Luiz Fernando Verissimo (O Estadão, 20/05/2012)
Os pais de Adolph Hitler
teriam sido aconselhados a levar o menino para uma consulta com um médico que
estava revolucionando o tratamento de distúrbios mentais, em Viena. Mas
decidiram que o que o Adolphinho fazia com insetos era normal para a idade dele
e não procuraram o Dr. Freud. O resultado foi o que se viu.
Karl Kraus escreveu que a
Viena do começo do século 20 era o campo de provas da destruição do mundo. A
derrocada do império Austro-Húngaro foi o fim de um certo mundo, mas acho que
Kraus quis dizer mais do que isto.

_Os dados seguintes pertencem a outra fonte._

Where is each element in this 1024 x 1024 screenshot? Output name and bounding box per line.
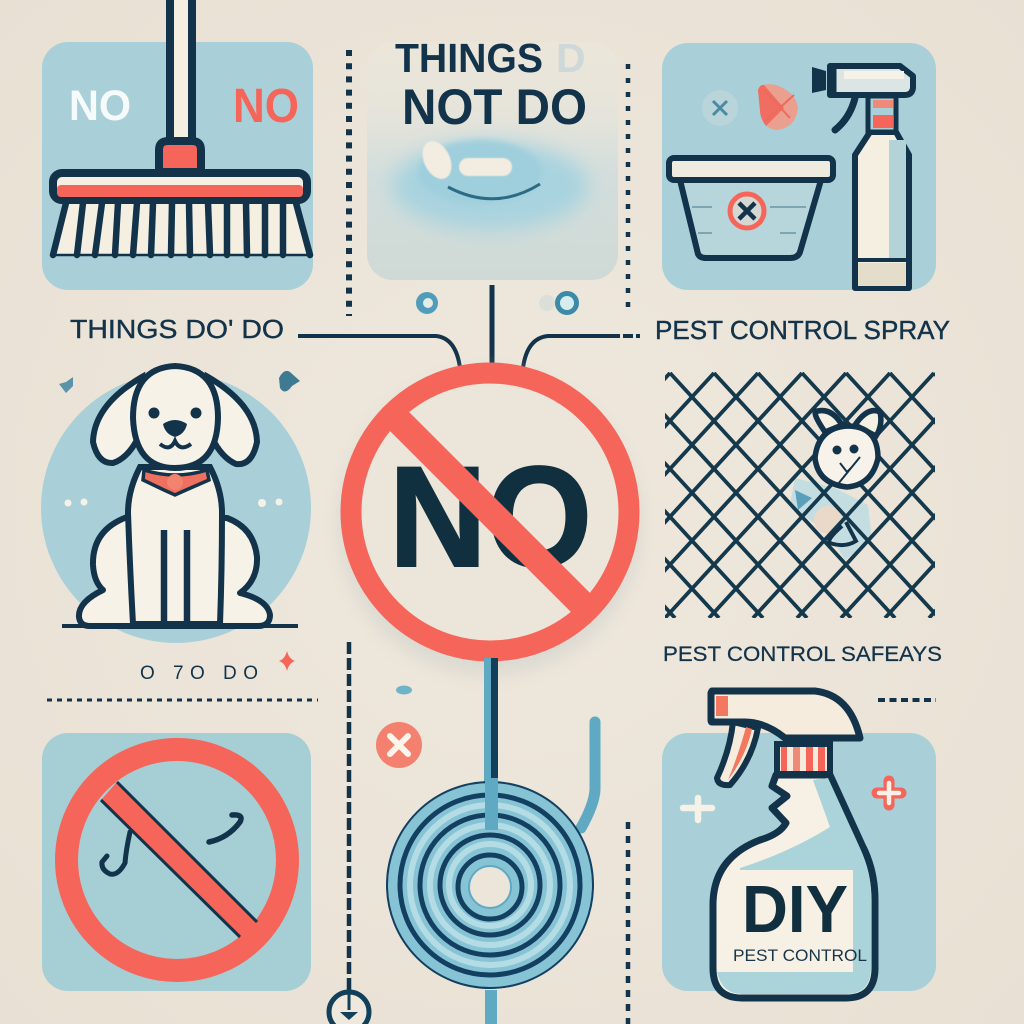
panel: broom — [42, 0, 313, 290]
trigger — [717, 722, 758, 785]
spray head — [711, 691, 860, 738]
dog ears — [93, 377, 142, 463]
label: pest control safeways: PEST CONTROL SAFEAYS — [663, 643, 942, 666]
spray bottle — [812, 66, 913, 288]
dog head — [133, 366, 218, 468]
bottle liquid — [717, 778, 871, 994]
ring — [66, 750, 288, 970]
heading: not do: NOT DO — [402, 79, 587, 135]
hook pipe — [581, 722, 595, 828]
dog collar — [143, 470, 209, 495]
dog legs — [164, 530, 187, 624]
icon: x badge — [376, 722, 422, 768]
no symbol — [340, 373, 640, 674]
spiral rings — [387, 782, 593, 988]
no symbol: NO — [389, 438, 592, 597]
panel: dog — [41, 366, 311, 643]
pipe overlap — [485, 778, 498, 830]
faded letter: D — [556, 35, 586, 81]
label: o to do — [140, 651, 295, 684]
connector lines — [298, 285, 640, 368]
hook left — [102, 832, 130, 874]
broom head — [53, 173, 307, 200]
sparkle dots — [64, 498, 282, 507]
decoration marks — [59, 371, 300, 393]
panel: spray and container — [662, 43, 936, 290]
text: white NO: NO — [69, 82, 131, 130]
plastic container — [669, 158, 833, 258]
bottle body — [713, 775, 875, 998]
icon: small blue mark — [396, 686, 412, 694]
icon: bottom circle — [329, 992, 369, 1024]
panel: coil — [387, 658, 595, 1024]
label: pest control spray: PEST CONTROL SPRAY — [655, 315, 950, 345]
wire mesh — [665, 372, 935, 618]
plus: red — [877, 781, 901, 805]
heading: things: THINGS — [395, 35, 543, 81]
broom socket — [159, 141, 201, 172]
collar — [777, 744, 830, 774]
slash — [101, 782, 257, 937]
plus: white — [683, 798, 712, 820]
dog face — [148, 408, 202, 447]
animal head — [815, 411, 881, 487]
label: o to do: O 7O DO — [140, 663, 258, 684]
water blob — [392, 136, 588, 230]
ground line — [62, 624, 298, 628]
pest control label text: PEST CONTROL — [733, 946, 867, 965]
panel: prohibition sign — [42, 733, 311, 991]
panel: mesh with animal — [665, 372, 935, 618]
panel: DIY spray — [662, 691, 936, 998]
icon: blue dots — [416, 292, 576, 314]
dog haunches — [79, 517, 270, 626]
dog body — [128, 467, 222, 624]
label: things do do: THINGS DO' DO — [70, 314, 284, 344]
animal body — [790, 478, 872, 560]
broom handle — [170, 0, 192, 141]
animal tail — [829, 522, 856, 545]
straight pipe — [484, 658, 498, 1024]
icon: red blob — [758, 84, 798, 130]
icon: small x — [702, 90, 738, 126]
DIY label text: DIY — [742, 872, 848, 947]
hook right — [209, 815, 241, 842]
panel: things not do — [367, 35, 618, 280]
text: red NO: NO — [233, 80, 299, 133]
broom bristles — [52, 203, 311, 255]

Para ele, as revoluções do pensamento postas
em movimento na Viena da sua época trariam o fim do longo dia do humanismo
europeu que durara desde a Renascença, e o novo século restauraria a idade das
trevas.
O encontro que não houve
entre o intelectual judeu que radicalizou o estudo da consciência e o homem que
quis eliminar as duas coisas, o judeu e a consciência, da História simboliza
este prenúncio, ou esta intuição de Kraus, sobre o século. Seria fatalmente o
século do desencontro entre as duas formas de modernidade, a que liberava o
pensamento pela investigação científica e a que o aprisionava pelo mito do
estado científico.
A questão é até onde coisas
vagas como o clima intelectual de uma cidade, ou clínicas como a maluquice de
alguém, influenciam a História, ou até que ponto uma boa terapia pediátrica
teria evitado o Holocausto. A História teria sido diferente sem Hitler, ou com
um Hitler no poder mas tratado por Freud? A ideia do nazismo como uma anomalia
patológica, como coisa de loucos, é uma ficção conveniente que absolve boa
parte da direita cristã europeia da sua cumplicidade.
Mas a ideia de um
determinismo neutro, independente de qualquer escolha moral, também é
assustadora. Precisamos de vilões mais do que de heróis, de culpados muito mais
do que de inocentes. Nem que seja só para preservar o autorrespeito da espécie.
O materialismo histórico
rejeita a ideia de sujeitos regendo a História e marxistas ortodoxos reagem a
qualquer sugestão de que as ideias justas venham de um discernimento moral
inato. Assim a História como um relato de mocinhos providenciais em guerra com
bandidos doentes sobra para a literatura, ou essa categoria de ficção
sentimental que é a História convencional.
Pois gostamos de pensar que
é a iniciativa humana que move a História, e que o seu objetivo, mesmo que
tarde, seja moral e justo, e que ela tenha uma cara e uma biografia.